Dass deshalb eine ganze Branche verdient in die Knie gezwungen wird, lässt sich aber gerade nicht behaupten. Bei allen Vorteilen und Annehmlichkeiten, die das virtuelle gegenüber dem stationären Verleihgeschäft bieten mag, haben klassische Videotheken weiterhin Berechtigung. Das beginnt schon mit dem Sortiment: Auf welchen deutschen Video-on-Demand-Plattformen lassen sich dauerhaft bzw. überhaupt Filme von Alexander Kluge, Preston Sturges oder Antonio Pietrangeli sehen? Wo bildet die kümmerliche Kanonklassiker-Auswahl von Netflix annähernd Kinogeschichte ab? Wie sollen kommerzielle Streaming-Dienste mit ihren nach dem Rotationsprinzip eingespeisten Katalogtiteln eine Alternative zu gut sortierten Videotheken sein? Im Berliner Videodrom können Kunden auf ein Archiv von 32.000 Filmen zugreifen, die Filmgalerie präsentiert 25.000 Titel und die in eine ungewisse Zukunft blickende Traumathek immerhin noch 15.000 – über existenzbedrohende Konkurrenz durch bedeutend mickriger sortierte Streaming-Anbieter dürfte es eigentlich keine ernsthafte Diskussion geben. Trotz räumlicher Beschränkungen ist selbst das Programm mancher Dorfvideothek vielfältiger zusammengestellt als das von Amazon oder Maxdome.

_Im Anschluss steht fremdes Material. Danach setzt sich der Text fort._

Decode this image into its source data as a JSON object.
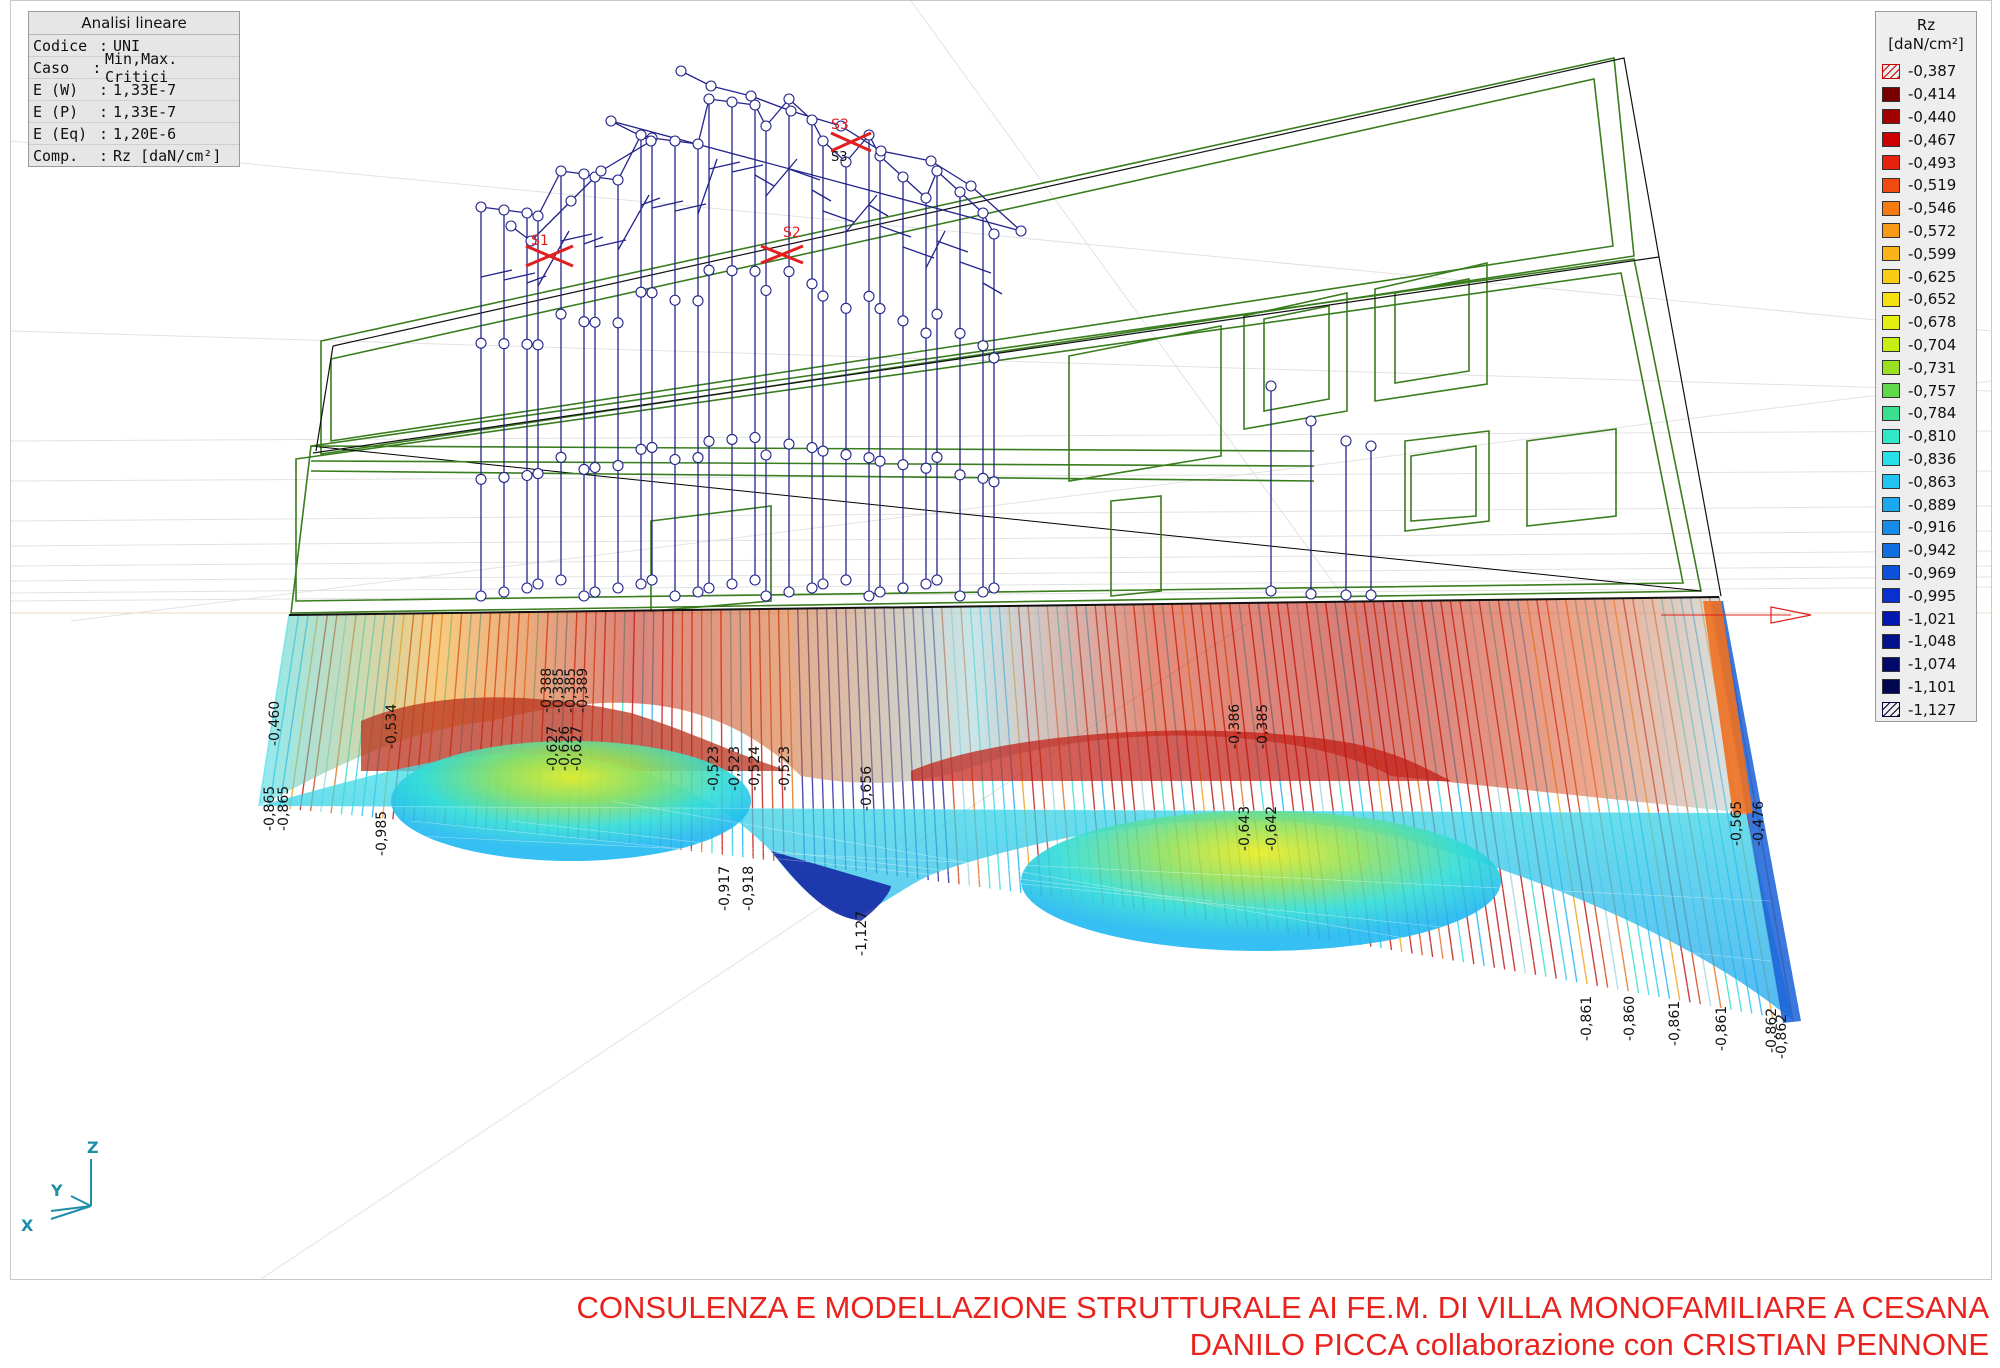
{
  "info_panel": {
    "title": "Analisi lineare",
    "rows": [
      {
        "key": "Codice",
        "value": "UNI"
      },
      {
        "key": "Caso",
        "value": "Min,Max. Critici"
      },
      {
        "key": "E (W)",
        "value": "1,33E-7"
      },
      {
        "key": "E (P)",
        "value": "1,33E-7"
      },
      {
        "key": "E (Eq)",
        "value": "1,20E-6"
      },
      {
        "key": "Comp.",
        "value": "Rz [daN/cm²]"
      }
    ]
  },
  "legend": {
    "title": "Rz",
    "unit": "[daN/cm²]",
    "items": [
      {
        "label": "-0,387",
        "color": "#c00000",
        "hatch": true
      },
      {
        "label": "-0,414",
        "color": "#7a0000"
      },
      {
        "label": "-0,440",
        "color": "#a00000"
      },
      {
        "label": "-0,467",
        "color": "#cc0000"
      },
      {
        "label": "-0,493",
        "color": "#e82010"
      },
      {
        "label": "-0,519",
        "color": "#f04a10"
      },
      {
        "label": "-0,546",
        "color": "#f57a10"
      },
      {
        "label": "-0,572",
        "color": "#f79a18"
      },
      {
        "label": "-0,599",
        "color": "#f8b418"
      },
      {
        "label": "-0,625",
        "color": "#f9cc14"
      },
      {
        "label": "-0,652",
        "color": "#f4e010"
      },
      {
        "label": "-0,678",
        "color": "#e4ee10"
      },
      {
        "label": "-0,704",
        "color": "#c6ee10"
      },
      {
        "label": "-0,731",
        "color": "#98e020"
      },
      {
        "label": "-0,757",
        "color": "#60d84a"
      },
      {
        "label": "-0,784",
        "color": "#38e090"
      },
      {
        "label": "-0,810",
        "color": "#30e8c8"
      },
      {
        "label": "-0,836",
        "color": "#28e0e8"
      },
      {
        "label": "-0,863",
        "color": "#22c4f0"
      },
      {
        "label": "-0,889",
        "color": "#1aa8f0"
      },
      {
        "label": "-0,916",
        "color": "#148ce8"
      },
      {
        "label": "-0,942",
        "color": "#106ee0"
      },
      {
        "label": "-0,969",
        "color": "#0c52d8"
      },
      {
        "label": "-0,995",
        "color": "#0830d0"
      },
      {
        "label": "-1,021",
        "color": "#0418b0"
      },
      {
        "label": "-1,048",
        "color": "#02108c"
      },
      {
        "label": "-1,074",
        "color": "#010a6a"
      },
      {
        "label": "-1,101",
        "color": "#000650"
      },
      {
        "label": "-1,127",
        "color": "#000038",
        "hatch": true
      }
    ]
  },
  "value_labels": {
    "upper": [
      "-0,460",
      "-0,534",
      "-0,388",
      "-0,385",
      "-0,385",
      "-0,389",
      "-0,627",
      "-0,626",
      "-0,627",
      "-0,523",
      "-0,523",
      "-0,524",
      "-0,523",
      "-0,656",
      "-0,386",
      "-0,385"
    ],
    "lower": [
      "-0,865",
      "-0,865",
      "-0,985",
      "-0,917",
      "-0,918",
      "-1,127",
      "-0,643",
      "-0,642",
      "-0,565",
      "-0,476",
      "-0,861",
      "-0,860",
      "-0,861",
      "-0,861",
      "-0,862",
      "-0,862"
    ]
  },
  "section_labels": [
    "S1",
    "S2",
    "S3",
    "S3"
  ],
  "axis_triad": {
    "z": "Z",
    "y": "Y",
    "x": "X"
  },
  "footer": {
    "line1": "CONSULENZA E MODELLAZIONE STRUTTURALE AI FE.M. DI VILLA MONOFAMILIARE A CESANA",
    "line2": "DANILO PICCA collaborazione con CRISTIAN PENNONE"
  },
  "colors": {
    "wireframe_green": "#3a7d1e",
    "frame_blue": "#23238c",
    "footer_red": "#e8231d",
    "axis_teal": "#1f8ea8"
  }
}
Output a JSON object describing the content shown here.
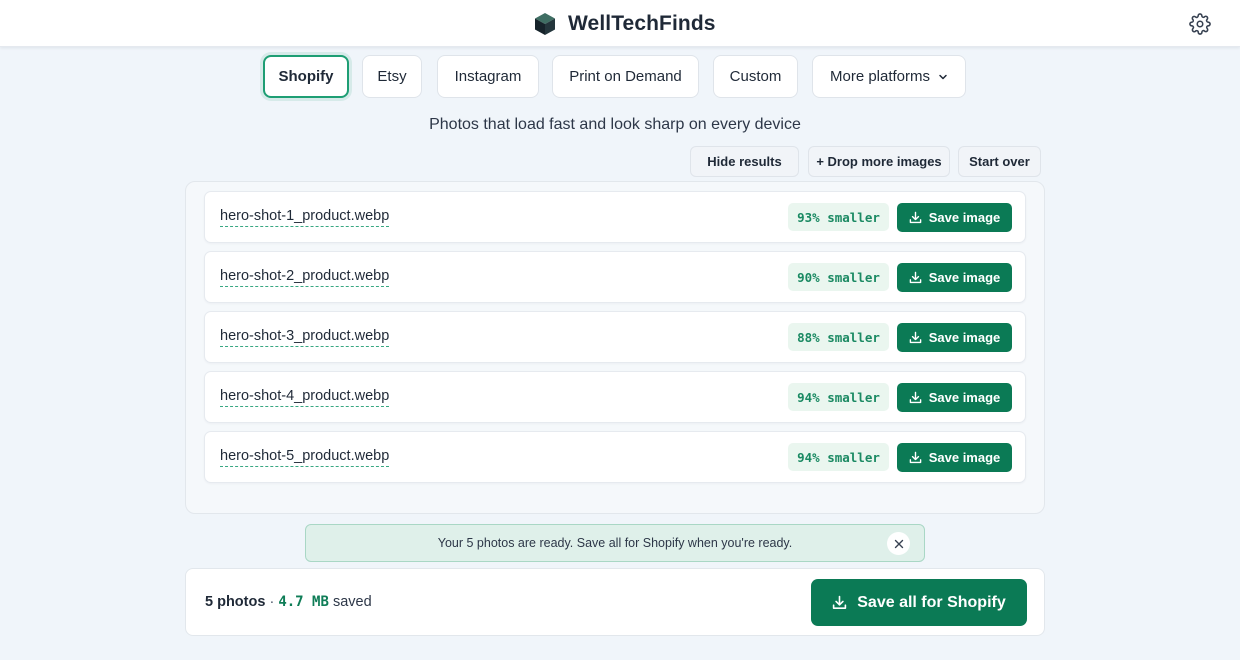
{
  "header": {
    "brand": "WellTechFinds",
    "logo_icon": "cube-icon",
    "settings_icon": "gear-icon"
  },
  "tabs": [
    {
      "label": "Shopify",
      "active": true
    },
    {
      "label": "Etsy"
    },
    {
      "label": "Instagram"
    },
    {
      "label": "Print on Demand"
    },
    {
      "label": "Custom"
    },
    {
      "label": "More platforms",
      "icon": "chevron-down-icon"
    }
  ],
  "subtitle": "Photos that load fast and look sharp on every device",
  "actions": {
    "hide_results": "Hide results",
    "drop_more": "+ Drop more images",
    "start_over": "Start over"
  },
  "results": [
    {
      "filename": "hero-shot-1_product.webp",
      "reduction": "93% smaller",
      "save_label": "Save image"
    },
    {
      "filename": "hero-shot-2_product.webp",
      "reduction": "90% smaller",
      "save_label": "Save image"
    },
    {
      "filename": "hero-shot-3_product.webp",
      "reduction": "88% smaller",
      "save_label": "Save image"
    },
    {
      "filename": "hero-shot-4_product.webp",
      "reduction": "94% smaller",
      "save_label": "Save image"
    },
    {
      "filename": "hero-shot-5_product.webp",
      "reduction": "94% smaller",
      "save_label": "Save image"
    }
  ],
  "toast": {
    "message": "Your 5 photos are ready. Save all for Shopify when you're ready.",
    "close_icon": "close-icon"
  },
  "footer": {
    "photo_count": "5 photos",
    "separator": "·",
    "saved_amount": "4.7 MB",
    "saved_suffix": "saved",
    "save_all_label": "Save all for Shopify"
  },
  "colors": {
    "accent": "#0b7a55",
    "accent_light": "#eaf6ef",
    "active_tab_border": "#1e9e74",
    "toast_bg": "#dff0ea"
  }
}
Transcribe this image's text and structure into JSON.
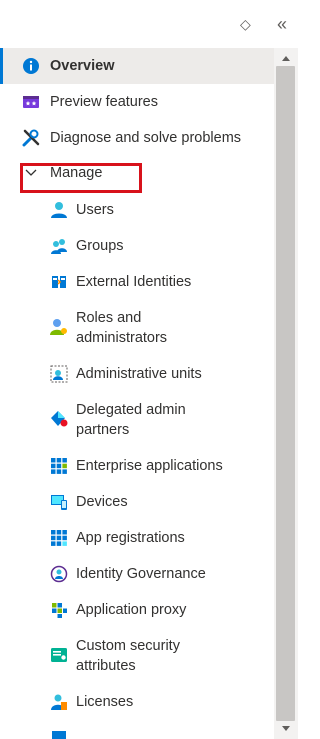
{
  "toolbar": {
    "pin_glyph": "◇",
    "collapse_glyph": "«"
  },
  "nav": {
    "overview": "Overview",
    "preview_features": "Preview features",
    "diagnose": "Diagnose and solve problems",
    "manage": "Manage",
    "items": [
      {
        "label": "Users",
        "icon": "user-icon"
      },
      {
        "label": "Groups",
        "icon": "groups-icon"
      },
      {
        "label": "External Identities",
        "icon": "external-identities-icon"
      },
      {
        "label": "Roles and\nadministrators",
        "icon": "roles-icon"
      },
      {
        "label": "Administrative units",
        "icon": "admin-units-icon"
      },
      {
        "label": "Delegated admin\npartners",
        "icon": "delegated-admin-icon"
      },
      {
        "label": "Enterprise applications",
        "icon": "enterprise-apps-icon"
      },
      {
        "label": "Devices",
        "icon": "devices-icon"
      },
      {
        "label": "App registrations",
        "icon": "app-registrations-icon"
      },
      {
        "label": "Identity Governance",
        "icon": "identity-governance-icon"
      },
      {
        "label": "Application proxy",
        "icon": "application-proxy-icon"
      },
      {
        "label": "Custom security\nattributes",
        "icon": "custom-attributes-icon"
      },
      {
        "label": "Licenses",
        "icon": "licenses-icon"
      }
    ]
  },
  "colors": {
    "accent": "#0078d4",
    "selected_bg": "#edebe9",
    "highlight_box": "#d8121b"
  }
}
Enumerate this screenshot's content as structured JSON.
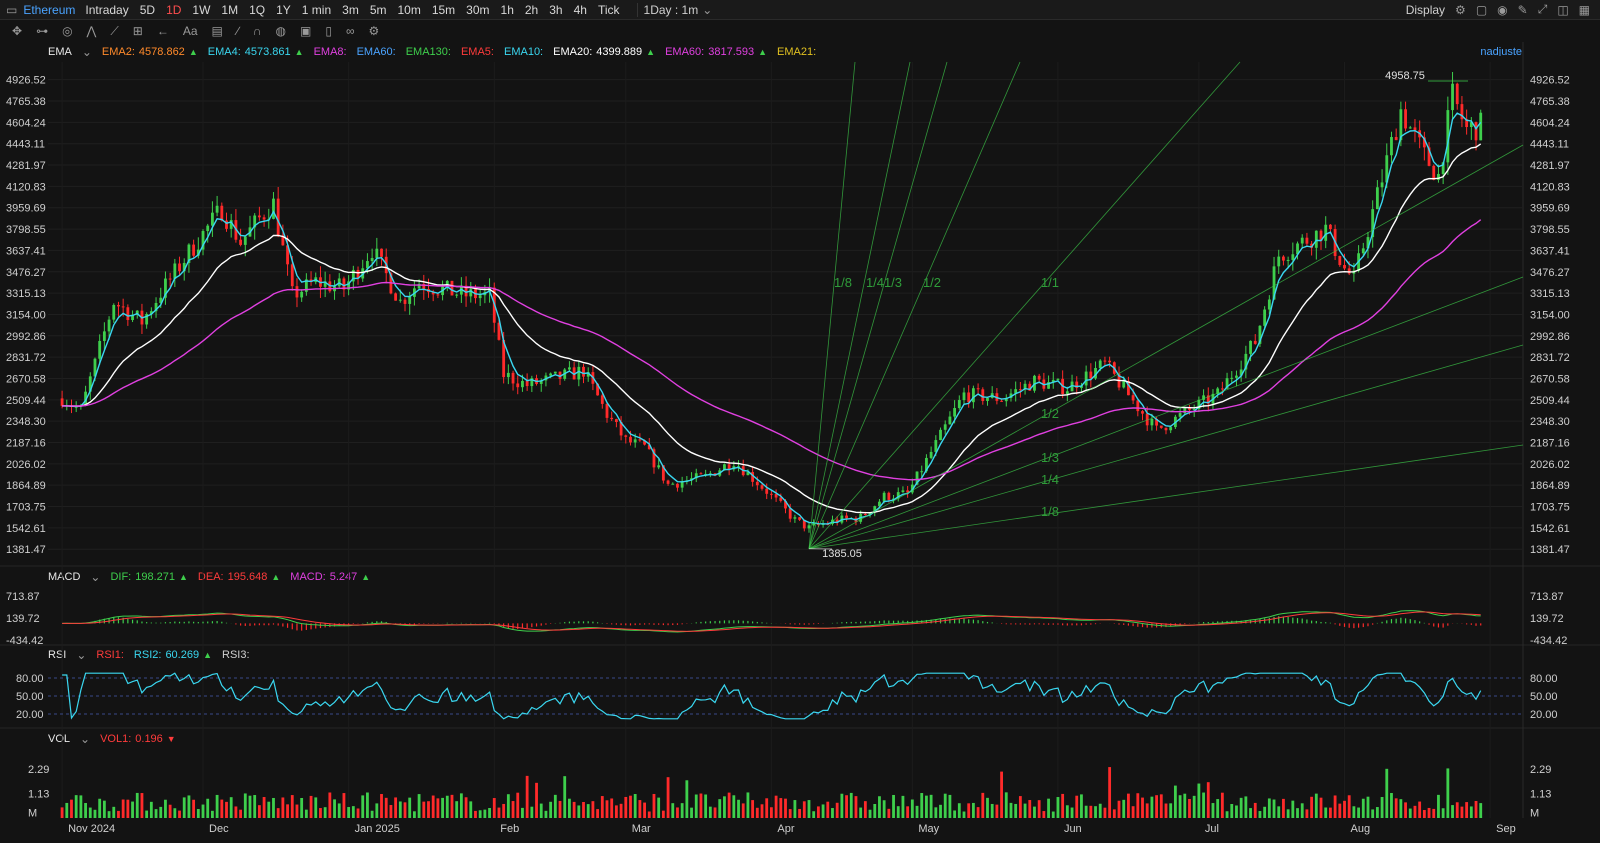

Diese Einwände sind nicht als Argumente gegen Video-on-Demand zu
verstehen. Wenn landauf, landab Videotheken verschwinden, bedeutet das
unter den momentanen Bedingungen schlicht eine Verengung des Angebots –
ganz zu schweigen von der damit einhergehenden filmhistorischen
Unsichtbarmachung. Es bringt wenig, die Modelle gegeneinander
auszuspielen, das eine im Zuge des anderen für hinfällig zu erklären.
Streaming kann als Ergänzung zum herkömmlichen Leihgeschäft komfortabel,
aber kein vollständiger Ersatz sein. Das ist auch eine Frage
von Privilegien: Wem der Zugang zu Streaming-Diensten aus welchen
Gründen auch immer verwehrt bleibt (finanzielle Einschränkungen,
mangelnde Verfügbarkeit schneller Internetleitungen, fehlendes
Equipment), wird im Zuge des Videothekensterbens von filmkulturellen
Quellen abgeschnitten. Da scheint es beinahe unwichtig, dass aktuelle
Blockbuster in vielen Videotheken schon für 1 Euro Leihgebühr pro Tag
angeboten werden, während die meisten Streaming-Dienste mindestens 5
Euro verlangen.
Entscheidender ist etwas anderes. Dem oft eher kuriose Ergebnisse produzierenden Geschmacksalgorithmus von Streaming-Diensten setzen engagierte Videotheken (das sind, ganz pauschal, die verbliebenen wohl mehrheitlich) persönliche Beratung entgegen. Empfehlungen oder auch Warnungen von kompetenten Betreibern ermöglichen eine Form des Kundenkontakts, die Video-on-Demand-Anbieter lediglich zu imitieren versuchen – als Suggestion einer sozialen Dienstleistung. Wo der digitale Klick im Online-Shop scheinbar individuelle Vorauswahlen trifft, kann der "analoge" Gang zum Videoladen den Blick auf tatsächliche Interessenfelder lenken (man wird, wie ein ehemaliger Augsburger Videothekenbetreiber treffend anmerkt, Teil einer "Diskursöffentlichkeit"). Das hat nicht nur mit simplen oder weniger simplen Fragen nach bestimmten Titeln und Themen zu tun, auf die ein Videothekar fachkundige Antworten findet. Es geht um Wissen und Kenntnisreichtum, um eine spezifische Auseinandersetzung mit Film selbst. Kein elektronisches Empfehlungssystem hätte es mit den anregenden Kundengesprächen aufnehmen können, die Carl Andersen in der vor zwei Jahren geschlossenen Videothek Negativeland führte.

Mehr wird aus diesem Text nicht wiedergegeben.